The decision was made for the Arizona Diamondbacks

Sometimes in life the decision gets made for you.
The sushi place is packed, let’s go for pizza. Out of red cars? Blue it is. In both cases, if you really want sushi or really want a red car, you could go somewhere else and get it. Ultimately you ask the question. Can we live with pizza in a blue car? Or is it absolutely necessary to have sushi in the red?
Not the best analogy I’ve ever come up with but I think we’ve all been there.
The Arizona Diamondbacks are there. Stephen Drew is out for the year with a gruesome ankle injury suffered Wednesday night. The play will prompt sportscasters across the country to preface the highlight with the obligatory “gotta warn you, this doesn’t look good, it’s tough to watch” caveat. It was that bad.

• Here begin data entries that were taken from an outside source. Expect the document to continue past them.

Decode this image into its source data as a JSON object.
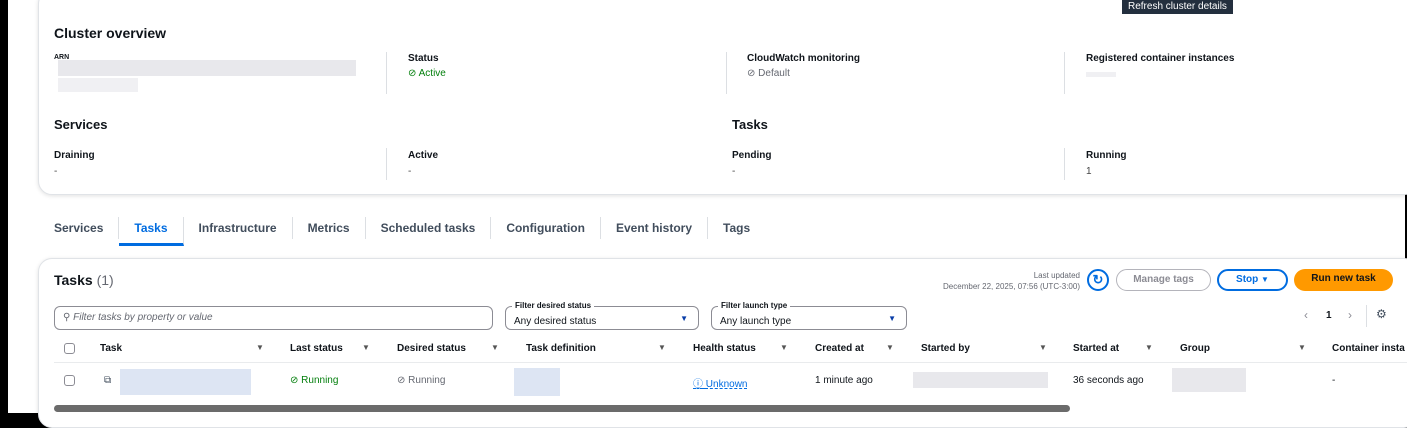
{
  "tooltip": "Refresh cluster details",
  "overview": {
    "title": "Cluster overview",
    "arn_label": "ARN",
    "status_label": "Status",
    "status_value": "Active",
    "cloudwatch_label": "CloudWatch monitoring",
    "cloudwatch_value": "Default",
    "registered_label": "Registered container instances",
    "services_title": "Services",
    "draining_label": "Draining",
    "draining_value": "-",
    "active_label": "Active",
    "active_value": "-",
    "tasks_title": "Tasks",
    "pending_label": "Pending",
    "pending_value": "-",
    "running_label": "Running",
    "running_value": "1"
  },
  "tabs": [
    "Services",
    "Tasks",
    "Infrastructure",
    "Metrics",
    "Scheduled tasks",
    "Configuration",
    "Event history",
    "Tags"
  ],
  "tasks": {
    "title": "Tasks",
    "count": "(1)",
    "last_updated_label": "Last updated",
    "last_updated": "December 22, 2025, 07:56 (UTC-3:00)",
    "manage_tags": "Manage tags",
    "stop": "Stop",
    "run_new": "Run new task",
    "search_placeholder": "Filter tasks by property or value",
    "filter_status_label": "Filter desired status",
    "filter_status_value": "Any desired status",
    "filter_launch_label": "Filter launch type",
    "filter_launch_value": "Any launch type",
    "page": "1",
    "columns": [
      "Task",
      "Last status",
      "Desired status",
      "Task definition",
      "Health status",
      "Created at",
      "Started by",
      "Started at",
      "Group",
      "Container insta"
    ],
    "row": {
      "last_status": "Running",
      "desired_status": "Running",
      "health": "Unknown",
      "created": "1 minute ago",
      "started_at": "36 seconds ago",
      "container": "-"
    }
  },
  "colors": {
    "primary": "#006ce0",
    "accent": "#ff9900",
    "success": "#037f0c"
  }
}
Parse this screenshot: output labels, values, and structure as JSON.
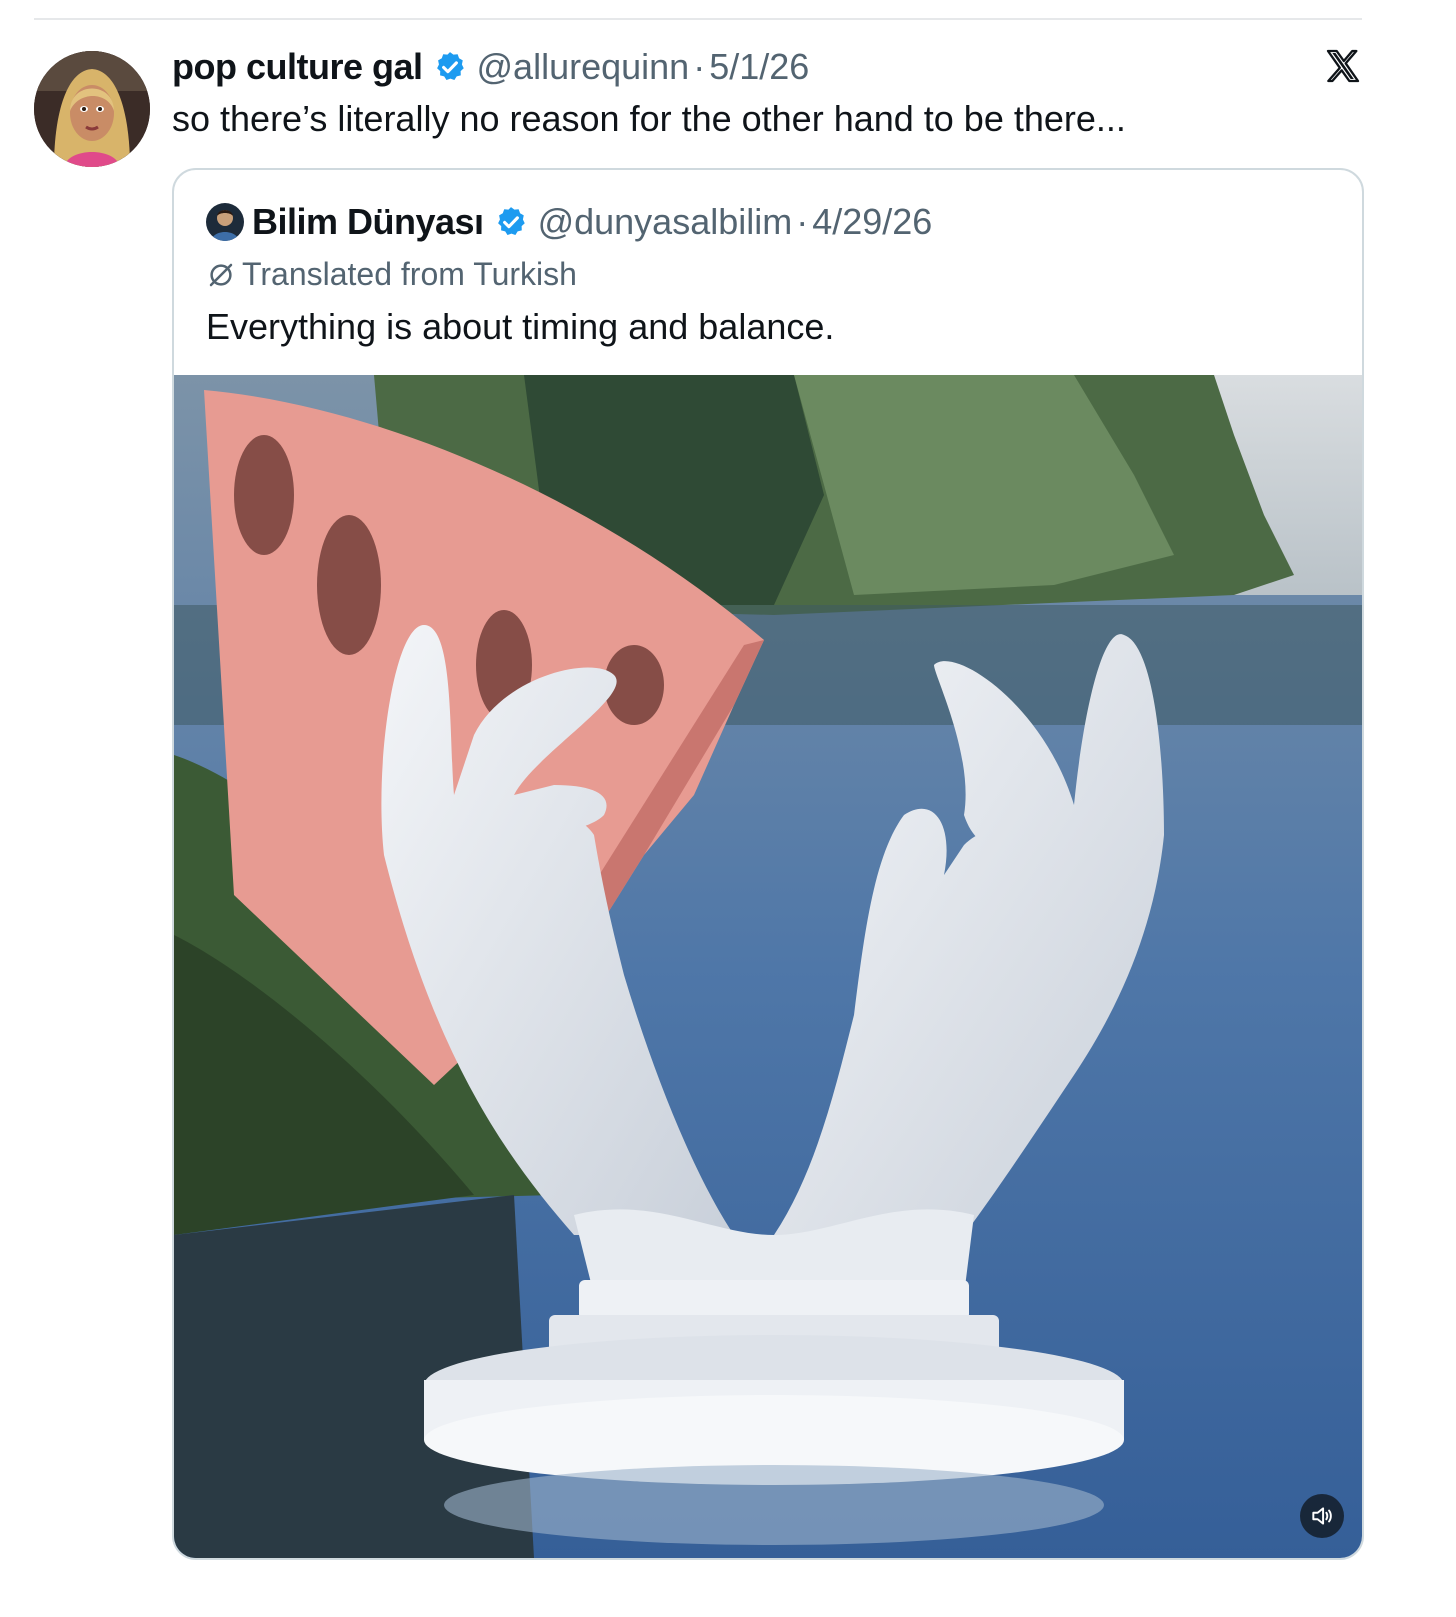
{
  "tweet": {
    "author": {
      "display_name": "pop culture gal",
      "handle": "@allurequinn",
      "verified": true
    },
    "separator": "·",
    "date": "5/1/26",
    "text": "so there’s literally no reason for the other hand to be there..."
  },
  "quoted_tweet": {
    "author": {
      "display_name": "Bilim Dünyası",
      "handle": "@dunyasalbilim",
      "verified": true
    },
    "separator": "·",
    "date": "4/29/26",
    "translation_note": "Translated from Turkish",
    "text": "Everything is about timing and balance.",
    "media": {
      "type": "video",
      "subject": "white stone hands sculpture in a lake holding a pink slab"
    }
  },
  "icons": {
    "verified": "verified-badge-icon",
    "platform": "x-logo-icon",
    "translate": "translate-icon",
    "sound": "speaker-icon"
  },
  "colors": {
    "verified_blue": "#1d9bf0",
    "secondary_text": "#536471",
    "primary_text": "#0f1419",
    "card_border": "#cfd9de"
  }
}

The obvious questions are flying. How do you replace him? Will the team hang their heads without him? What does this say for the future of Stephen Drew and the D-backs?
Answers: You don’t, certainly not with journeyman Cody Ransom. They won’t, or at least they didn’t on Wednesday night. And….well….you got me there. But those aren’t the questions I’m asking. I’m wondering if the decision was just made for the Arizona Diamondbacks. The decision to add. To buy at the trade deadline. To be aggressive in their pursuit of help, because goodness knows they need all sorts of it now.
Or can the Arizona Diamondbacks just live with what they are?
I think the decision was just made for them. Because what you are, is good enough. Good enough to make 2009 and 2010 nothing but a speck in the rear view mirror. Good enough to believe that Kevin Towers and Kirk Gibson know exactly what they’re doing. When you lose 189 games in two years you don’t need to get it all back in one season. This season can already be classified as an immense success, exceeding most of the reasonable and even some of the unreasonable expectations. Parting with any of your minor league prospects who have even a whiff of potential in the name of winning now is foolish. Especially after Drew’s devastating injury.
Not that he was having a bang-up year at the plate; his numbers this year are below his career averages. But asking Cody Ransom to be a poor man’s Drew all while needing another starter and another bullpen arm and still trying to rebuild your farm system…..it’s just too much to ask.